The Native American Graves Protection and Repatriation Act (NAGPRA)


The Native American Graves Protection and Repatriation Act (NAGPRA), Pub. L. 101-601, 25 U.S.C. 3001 et seq., 104 Stat. 3048, is a United States federal law enacted on November 16, 1990. The act is primarily concerned with the identification of “human remains, funerary objects, sacred objects, and objects of cultural patrimony” with goals of dialogue, respect, and repatriation or return to lineal tribal descendants.

For more information, see

NAGPRA compliance is a multi-step process, one that the Davis Museum undertook in 2017. Following established NAGPRA requirements and formats, the Davis produced and distributed an "Invitation to Consult" letter for each of the tribes and nations with which the objects in our collections are associated, and included  an illustrated summary. Under the law, the onus then moved to the tribes to consult with the Davis regarding any object to which they feel they may have a claim for repatriation. 

As of August 23, 2017 the Davis had sent “Invitation to Consult” letters to 130 NAGPRA representatives (across 14 tribes and nations), with lineal and cultural connections to objects in the Davis Museum holdings, accompanied by illustrated inventory checklists. Per regulations, the Davis provided copies of the letters and images of the objects to the NAGPRA office in Washington, DC; both have been documented and the images entered into the central database. 

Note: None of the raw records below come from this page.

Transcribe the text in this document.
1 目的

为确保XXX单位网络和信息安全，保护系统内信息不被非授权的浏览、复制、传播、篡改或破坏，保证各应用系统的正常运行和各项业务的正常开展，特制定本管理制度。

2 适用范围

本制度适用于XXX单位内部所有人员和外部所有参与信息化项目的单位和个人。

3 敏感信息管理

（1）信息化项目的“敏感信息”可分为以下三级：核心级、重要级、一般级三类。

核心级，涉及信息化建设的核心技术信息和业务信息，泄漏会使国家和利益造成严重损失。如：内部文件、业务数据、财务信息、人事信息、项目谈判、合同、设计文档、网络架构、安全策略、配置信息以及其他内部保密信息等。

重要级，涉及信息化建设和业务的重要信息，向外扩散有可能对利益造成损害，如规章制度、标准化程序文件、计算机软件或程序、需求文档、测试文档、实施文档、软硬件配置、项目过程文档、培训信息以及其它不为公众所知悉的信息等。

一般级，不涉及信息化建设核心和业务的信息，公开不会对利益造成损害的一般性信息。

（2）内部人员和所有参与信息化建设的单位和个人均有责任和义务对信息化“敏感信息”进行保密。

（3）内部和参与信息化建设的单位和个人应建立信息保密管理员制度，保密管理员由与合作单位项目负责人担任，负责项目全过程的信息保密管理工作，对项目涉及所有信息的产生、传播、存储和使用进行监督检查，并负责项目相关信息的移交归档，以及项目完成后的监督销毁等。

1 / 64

Although the Davis has achieved full NAGPRA compliance, it is clear from a decolonial perspective that due diligence is insufficient and more active strategies can be implemented to engage collaborators in meaningful dialogue. Davis staff members are now developing projects to cultivate more robust collaborations with representatives from cultures associated with artworks in the Davis collections, and to strategize about the best ways to safeguard, contextualize, and interpret the relevant artworks that remain.